By dint of sequences like that of the magnetizer, the show has become a must for “verifiers”. Internet users who track down omissions, errors and false information. “I had something to write about all the shows”, laments one of them, Alexander Samuel, a 38-year-old Viking-like activist, known for his cropping during the Covid-19 crisis, aimed in particular at the ‘IHU of Marseille and Didier Raoult. On each show – three or four a year on average – this mathematics professor, holder of a doctorate in molecular biology, notes the passages that cause him problems, before denouncing them on Twitter, where he is followed by 20,000 people. .

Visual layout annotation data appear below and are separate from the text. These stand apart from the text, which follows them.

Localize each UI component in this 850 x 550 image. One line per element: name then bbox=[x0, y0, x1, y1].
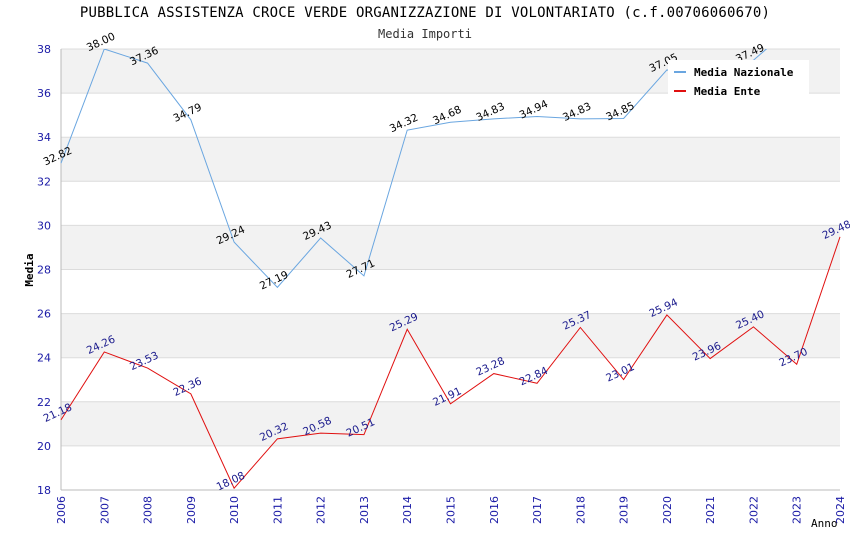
legend-entry: Media Nazionale bbox=[694, 66, 794, 79]
y-tick-label: 30 bbox=[37, 219, 51, 232]
x-tick-label: 2017 bbox=[531, 496, 544, 524]
x-tick-label: 2021 bbox=[704, 496, 717, 524]
y-tick-labels: 18 20 22 24 26 28 30 32 34 36 38 bbox=[37, 43, 51, 497]
x-tick-label: 2012 bbox=[315, 496, 328, 524]
band bbox=[61, 445, 840, 490]
x-tick-label: 2018 bbox=[574, 496, 587, 524]
y-tick-label: 18 bbox=[37, 484, 51, 497]
x-tick-label: 2016 bbox=[488, 496, 501, 524]
x-tick-labels: 2006 2007 2008 2009 2010 2011 2012 2013 2014 2015… bbox=[55, 496, 847, 524]
chart-title: PUBBLICA ASSISTENZA CROCE VERDE ORGANIZZ… bbox=[79, 5, 771, 21]
y-tick-label: 38 bbox=[37, 43, 51, 56]
y-tick-label: 36 bbox=[37, 87, 51, 100]
band bbox=[61, 401, 840, 446]
y-tick-label: 22 bbox=[37, 396, 51, 409]
x-axis-label: Anno bbox=[811, 517, 838, 530]
band bbox=[61, 225, 840, 270]
band bbox=[61, 137, 840, 182]
x-tick-label: 2019 bbox=[618, 496, 631, 524]
series-line-media-ente bbox=[60, 236, 841, 490]
x-tick-label: 2013 bbox=[358, 496, 371, 524]
y-tick-label: 28 bbox=[37, 264, 51, 277]
x-tick-label: 2022 bbox=[747, 496, 760, 524]
background-bands bbox=[61, 49, 840, 490]
y-tick-label: 20 bbox=[37, 440, 51, 453]
legend: Media Nazionale Media Ente bbox=[668, 60, 809, 98]
legend-entry: Media Ente bbox=[694, 85, 761, 98]
x-tick-label: 2008 bbox=[142, 496, 155, 524]
x-tick-label: 2024 bbox=[834, 496, 847, 524]
x-tick-label: 2007 bbox=[98, 496, 111, 524]
x-tick-label: 2014 bbox=[401, 496, 414, 524]
y-tick-label: 32 bbox=[37, 175, 51, 188]
x-tick-label: 2023 bbox=[791, 496, 804, 524]
band bbox=[61, 269, 840, 314]
y-tick-label: 26 bbox=[37, 308, 51, 321]
axes bbox=[60, 49, 840, 491]
x-tick-label: 2020 bbox=[661, 496, 674, 524]
band bbox=[61, 93, 840, 138]
x-tick-label: 2015 bbox=[445, 496, 458, 524]
legend-box bbox=[668, 60, 809, 98]
y-tick-label: 24 bbox=[37, 352, 51, 365]
y-axis-label: Media bbox=[23, 253, 36, 286]
y-tick-label: 34 bbox=[37, 131, 51, 144]
x-tick-label: 2006 bbox=[55, 496, 68, 524]
band bbox=[61, 313, 840, 358]
chart-subtitle: Media Importi bbox=[378, 27, 472, 41]
x-tick-label: 2011 bbox=[271, 496, 284, 524]
x-tick-label: 2010 bbox=[228, 496, 241, 524]
x-tick-label: 2009 bbox=[185, 496, 198, 524]
band bbox=[61, 181, 840, 226]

Like this time when Michel Cymes, gardening on his knees in the earth, bluntly asserts that meditation would prolong life. Because the modified state of consciousness would lengthen the size of the telomeres – the ends of the chromosomes – which would make it possible to live longer. “There are many publications, but not very rigorous, many of which have been retracted. And no study directly demonstrates an increase in life expectancy, it is an extrapolation”, details Alexander Samuel. His tweets, like many others, end up feeding the show’s Wikipedia, in the section dedicated to “controversies over the veracity of certain claims”.

Bad science, in the productions animated by Michel Cymes? “We didn’t miss a lot of them, Raoults, guys who are doing a study for themselves, or who are phoning them up”, replies the person concerned, before conceding: “We check, we nuance, but we is not infallible.” What then of the time when fasting is presented as good for the microbiota, on the sole basis of studies carried out and financed by a clinic which itself sells fasting cures? “Adriana tested and felt good”, sweeps the doctor. And the time he hugged a tree, praising sylvotherapy, whose care claims have never been demonstrated, beyond the benefits of moderate outdoor physical activity? “We never recommended that for cancer.”

“You have to laugh”

Online comments, Michel Cymes does not read them, to “avoid the ulcer”. But the retiree from the medical service still regrets the “all-controversy” of the era of social networks. “Maybe if I had hugged a power pole, my blood pressure would have dropped as quickly as with a beech tree. So what? Is it serious? You have to have a good laugh too.” While tackling the doxa: “In the middle, there are sometimes stubborn people, unable to get out of dogma. If it makes them sweat, we try to understand what magnetizers and aromatherapists do, and why patients go see them, too bad.”

Should a science popularizer say that? “We must of course talk about pseudo-medicine, and even unexplained phenomena, but with a clear, explicit and rigorous approach, otherwise it’s misinformation”, retorts Guillaume Bagnolini, researcher in philosophy and director of the association of scientific mediation Cosciences, based in Montpellier. Not far from there, in Toulouse, researchers are very seriously trying to measure the impact of shamanism sessions on neurodegenerative diseases. “Mr. Cymes and his teams could have gone to see them, report on their results and especially on their approach, rather than showcasing charlatans”, he regrets.

“If we do not make a gradation between proven practices and those which have no scientific basis, there is a real risk that people will not take care of themselves”, estimates Hervé Le Bars, of Afis. A study published in 2018 in the Journal of the American Medical Association, one of the most reputable journals, tends to confirm this. Conducted on cancer patients interested in complementary medicine, it shows that they have less chance of survival than patients who are not interested in it. In particular because they more often refuse conventional treatments, the effect of which has been demonstrated.